By Lee Havis
In April 2000, while in McAllen, TX conducting an IMS workshop there, I decided to visit a nearby border town in Mexico.  Walking around the streets, I noticed a number of poor children there, begging for money and to sell small items to American tourists. While I recognized the obvious immediate material need of the children, I was more drawn to the underlying problem of their poverty and neglect, to see how better to help that problem rather than hand them some money.
Thinking about this problem, I realized the solution was to set up some dignified, honorable means to give them money for something of value they would offer in exchange.   The problem was: “What does a poor child have to offer in exchange for the money?” Without valuable skills or something useful to buy, I couldn’t see anything at first.  But then, suddenly, it dawned on me that they had their valuable TIME to offer!
So, I thought about how to set up some practical interaction with these children based on exchange of value, “time” for “money”. Following this concept, I decided to offer each child a small sum of money in exchange for first paying attention to a brief academic lesson on reading, writing, or math at their likely level of interest and ability.  This would have the effect of developing, trust, patience, attention, and integrity in the child since the money is only given AFTER the lesson is complete. As a practical matter, I created a set of “portable” low-tech Montessori materials for giving the instruction, using such items as pieces of stiff paper with printed letters and numbers, and various simple objects for sensorial and academic activity.
With this plan and materials in hand, I returned to the same Mexican border town, and implemented an experiment with this “character teaching” concept. Now, when some child approached, asking for money, I offered to give some money if they would sit down for a brief academic lesson. At first, the children were somewhat shy and fearful, however, once the lesson began, and they received the money, they became friendly, so other children approached asking for lessons, which actually drew more interest and appreciation than the little money they received at the end.  From this experience, I could see how this program could train many teachers to conduct this same approach to good advantage in any country or location with similar conditions of poverty.
Based on this initial success, I enlarged the concept of “Character Teaching” to develop more substantial relationships with the children on a regular basis, such as offering “Character Teaching” T-shirts, journals, writing instruments and other learning materials according to the interest, progress and needs of each child.  I also envisioned centers where parents and children could have a longer daily session of Montessori teaching in a group, supervised by a local trained Montessori teacher, who would eventually be sustained by the local community.

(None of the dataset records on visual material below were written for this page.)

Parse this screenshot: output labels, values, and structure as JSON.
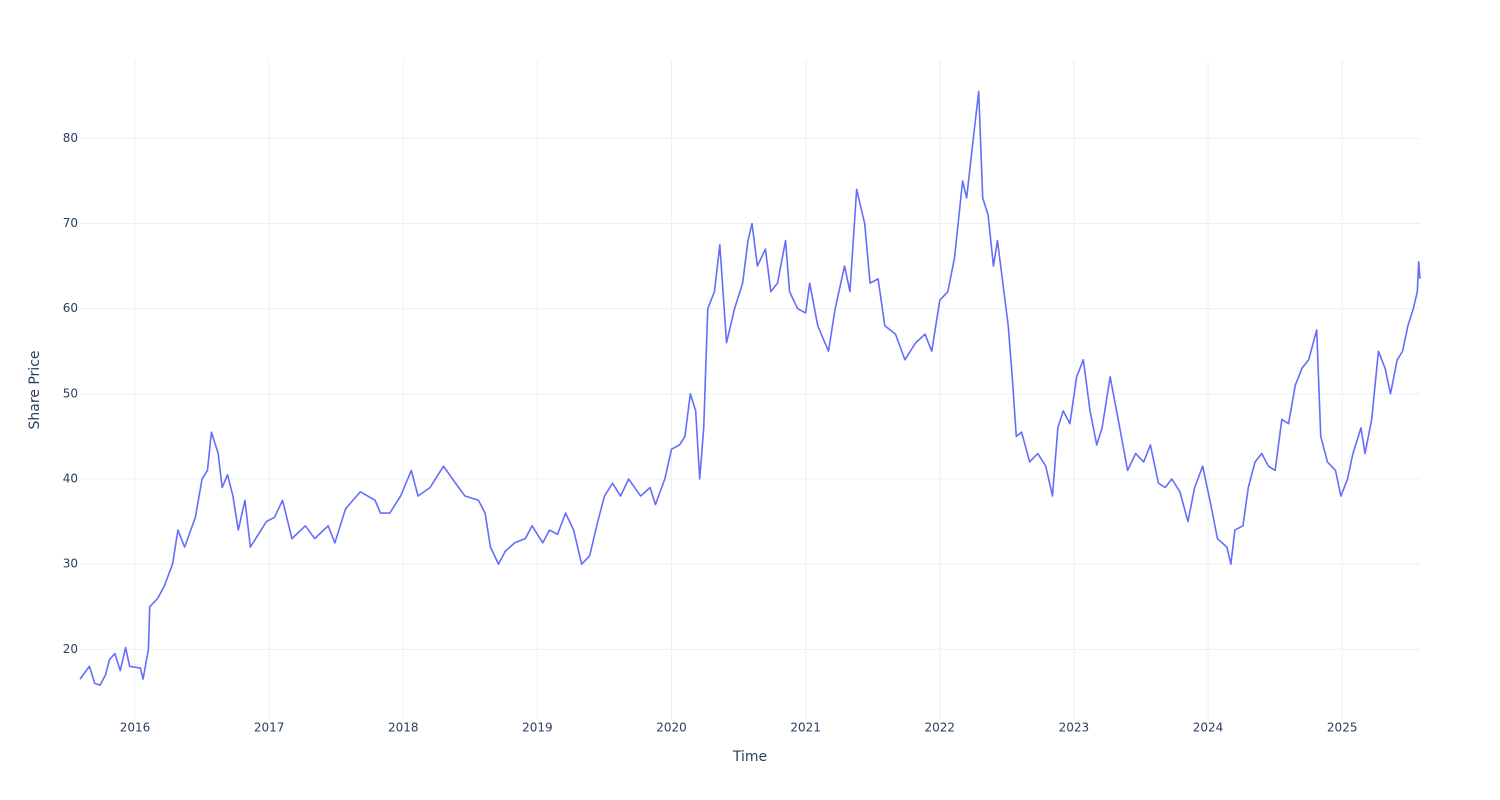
{
  "chart_data": {
    "type": "line",
    "x_label": "Time",
    "y_label": "Share Price",
    "x": [
      2015.59,
      2015.66,
      2015.7,
      2015.74,
      2015.78,
      2015.81,
      2015.85,
      2015.89,
      2015.93,
      2015.96,
      2016.04,
      2016.06,
      2016.1,
      2016.11,
      2016.17,
      2016.22,
      2016.28,
      2016.32,
      2016.37,
      2016.45,
      2016.5,
      2016.54,
      2016.57,
      2016.62,
      2016.65,
      2016.69,
      2016.73,
      2016.77,
      2016.82,
      2016.86,
      2016.92,
      2016.98,
      2017.04,
      2017.1,
      2017.17,
      2017.27,
      2017.34,
      2017.44,
      2017.49,
      2017.57,
      2017.68,
      2017.79,
      2017.83,
      2017.9,
      2017.98,
      2018.06,
      2018.11,
      2018.2,
      2018.3,
      2018.39,
      2018.46,
      2018.56,
      2018.61,
      2018.65,
      2018.71,
      2018.76,
      2018.83,
      2018.91,
      2018.96,
      2019.04,
      2019.09,
      2019.15,
      2019.21,
      2019.27,
      2019.33,
      2019.39,
      2019.45,
      2019.5,
      2019.56,
      2019.62,
      2019.68,
      2019.77,
      2019.84,
      2019.88,
      2019.95,
      2020.0,
      2020.06,
      2020.1,
      2020.14,
      2020.18,
      2020.21,
      2020.24,
      2020.27,
      2020.32,
      2020.36,
      2020.41,
      2020.47,
      2020.53,
      2020.57,
      2020.6,
      2020.64,
      2020.7,
      2020.74,
      2020.79,
      2020.85,
      2020.88,
      2020.94,
      2021.0,
      2021.03,
      2021.09,
      2021.17,
      2021.22,
      2021.29,
      2021.33,
      2021.38,
      2021.44,
      2021.48,
      2021.54,
      2021.59,
      2021.67,
      2021.74,
      2021.82,
      2021.89,
      2021.94,
      2022.0,
      2022.06,
      2022.11,
      2022.17,
      2022.2,
      2022.25,
      2022.29,
      2022.32,
      2022.36,
      2022.4,
      2022.43,
      2022.47,
      2022.51,
      2022.54,
      2022.57,
      2022.61,
      2022.67,
      2022.73,
      2022.79,
      2022.84,
      2022.88,
      2022.92,
      2022.97,
      2023.02,
      2023.07,
      2023.12,
      2023.17,
      2023.21,
      2023.27,
      2023.33,
      2023.4,
      2023.46,
      2023.52,
      2023.57,
      2023.63,
      2023.68,
      2023.73,
      2023.79,
      2023.85,
      2023.9,
      2023.96,
      2024.02,
      2024.07,
      2024.14,
      2024.17,
      2024.2,
      2024.26,
      2024.3,
      2024.35,
      2024.4,
      2024.45,
      2024.5,
      2024.55,
      2024.6,
      2024.65,
      2024.7,
      2024.75,
      2024.81,
      2024.84,
      2024.89,
      2024.95,
      2024.99,
      2025.04,
      2025.08,
      2025.14,
      2025.17,
      2025.22,
      2025.27,
      2025.32,
      2025.36,
      2025.41,
      2025.45,
      2025.49,
      2025.53,
      2025.56,
      2025.57,
      2025.58
    ],
    "series": [
      {
        "color": "#636efa",
        "values": [
          16.5,
          18,
          16,
          15.8,
          17,
          18.8,
          19.5,
          17.5,
          20.2,
          18,
          17.8,
          16.5,
          20,
          25,
          26,
          27.5,
          30,
          34,
          32,
          35.5,
          40,
          41,
          45.5,
          43,
          39,
          40.5,
          38,
          34,
          37.5,
          32,
          33.5,
          35,
          35.5,
          37.5,
          33,
          34.5,
          33,
          34.5,
          32.5,
          36.5,
          38.5,
          37.5,
          36,
          36,
          38,
          41,
          38,
          39,
          41.5,
          39.5,
          38,
          37.5,
          36,
          32,
          30,
          31.5,
          32.5,
          33,
          34.5,
          32.5,
          34,
          33.5,
          36,
          34,
          30,
          31,
          35,
          38,
          39.5,
          38,
          40,
          38,
          39,
          37,
          40,
          43.5,
          44,
          45,
          50,
          48,
          40,
          46,
          60,
          62,
          67.5,
          56,
          60,
          63,
          68,
          70,
          65,
          67,
          62,
          63,
          68,
          62,
          60,
          59.5,
          63,
          58,
          55,
          60,
          65,
          62,
          74,
          70,
          63,
          63.5,
          58,
          57,
          54,
          56,
          57,
          55,
          61,
          62,
          66,
          75,
          73,
          80,
          85.5,
          73,
          71,
          65,
          68,
          63,
          58,
          52,
          45,
          45.5,
          42,
          43,
          41.5,
          38,
          46,
          48,
          46.5,
          52,
          54,
          48,
          44,
          46,
          52,
          47,
          41,
          43,
          42,
          44,
          39.5,
          39,
          40,
          38.5,
          35,
          39,
          41.5,
          37,
          33,
          32,
          30,
          34,
          34.5,
          39,
          42,
          43,
          41.5,
          41,
          47,
          46.5,
          51,
          53,
          54,
          57.5,
          45,
          42,
          41,
          38,
          40,
          43,
          46,
          43,
          47,
          55,
          53,
          50,
          54,
          55,
          58,
          60,
          62,
          65.5,
          63.5
        ]
      }
    ],
    "xlim": [
      2015.59,
      2025.58
    ],
    "xticks": [
      2016,
      2017,
      2018,
      2019,
      2020,
      2021,
      2022,
      2023,
      2024,
      2025
    ],
    "ylim": [
      11.7,
      89.2
    ],
    "yticks": [
      20,
      30,
      40,
      50,
      60,
      70,
      80
    ],
    "grid": true
  }
}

Since creating this project in 2000, I have devised a series of practical steps to establish the actual operation of the CT project, starting first with an initial consultation visit to train and orient a team of teachers to be later employed in the program. And, after 2003, this training would be built around the use of IMS technology, which would be used by all teachers in the CT project. In this way, the IMS would be learned and used by many others as the project’s success becomes more widely known and appreciated in all segments of the local education community and among parents of children in the country.Â
Although the project is yet too innovative and unconventional to gain full operation anywhere, I’m confident that once started, it will rapidly demonstrate the practical value of the “new education” and become widely used and well-recognized as a key to resolving widespread cultural poverty and character flaws at cause in this poverty in all places around the world.